No campo, o drama é ainda maior. O uso da irrigação é um luxo para poucos, o que torna a agricultura sujeita de maneira quase que permanente às condições climáticas. Se não chove, o desastre é certo. Na pecuária, a opção pela criação do gado bovino, uma tradição que nos acompanha desde os primeiros anos da colonização do Semiárido nordestino, ajuda ainda mais a agravar o problema no enfrentamento dos efeitos da seca. 

Enquanto que, por exemplo, para cabras e ovelhas são necessários 6 litros per capita por dia para dessedentar esses animais, uma vaca chega a consumir quase 10 vezes mais (53 litros).

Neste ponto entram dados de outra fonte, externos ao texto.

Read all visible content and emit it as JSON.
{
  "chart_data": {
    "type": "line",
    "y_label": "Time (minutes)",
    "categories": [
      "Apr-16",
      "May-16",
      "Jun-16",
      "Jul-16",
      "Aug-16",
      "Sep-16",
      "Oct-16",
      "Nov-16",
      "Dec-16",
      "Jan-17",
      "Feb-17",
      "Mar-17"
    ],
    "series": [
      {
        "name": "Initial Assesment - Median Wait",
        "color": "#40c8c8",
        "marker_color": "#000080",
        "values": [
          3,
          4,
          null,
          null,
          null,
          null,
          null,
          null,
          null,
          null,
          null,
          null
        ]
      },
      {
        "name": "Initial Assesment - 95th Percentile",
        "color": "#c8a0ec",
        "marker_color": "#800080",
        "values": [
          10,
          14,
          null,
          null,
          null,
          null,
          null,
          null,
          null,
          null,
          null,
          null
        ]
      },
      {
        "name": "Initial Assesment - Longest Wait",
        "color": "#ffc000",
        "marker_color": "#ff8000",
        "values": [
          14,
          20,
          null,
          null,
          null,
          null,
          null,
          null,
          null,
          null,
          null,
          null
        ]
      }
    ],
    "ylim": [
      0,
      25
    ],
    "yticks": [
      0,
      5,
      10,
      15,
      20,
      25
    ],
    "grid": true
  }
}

Além disso, o gado bovino é muito pouco resistente à seca e alimentá-lo, para pelo menos mantê-lo vivo, é um desafio difícil de ser enfrentado, daí o alto índice de mortalidade desses animais durante períodos de secas prolongadas. 

Tudo isso indica que é existem alternativas para além da pecuária bovina e que é necessário diversificar as atividades econômicas no Semiárido. Enfim, o problema da seca é, como Celso Furtado repetiu por mais de 50 anos, político. 

Por que, enfim, a seca só se apresenta como um problema quando ela está em plena vigência e os efeitos dela são tão visíveis que é impossível não nota-los? Depois de superada a seca atual, provavelmente a urgência se encerrará até que venha uma nova seca. E tudo recomeçará. Infelizmente, tem sido assim por décadas e décadas. 

A existência do Bolsa Família tem ajudado a impedir os saques a cidades e feiras, é verdade, uma prática que antes era recorrente quando uma seca acontecia. Mas, isso não basta. É preciso criar uma política de desenvolvimento que amplie e distribua a renda no Semiárido. E esse é um desafio não apenas da sociedade nordestina: tem que ser encarada como um problema nacional. E nisso, Celso Furtado continua atualíssimo.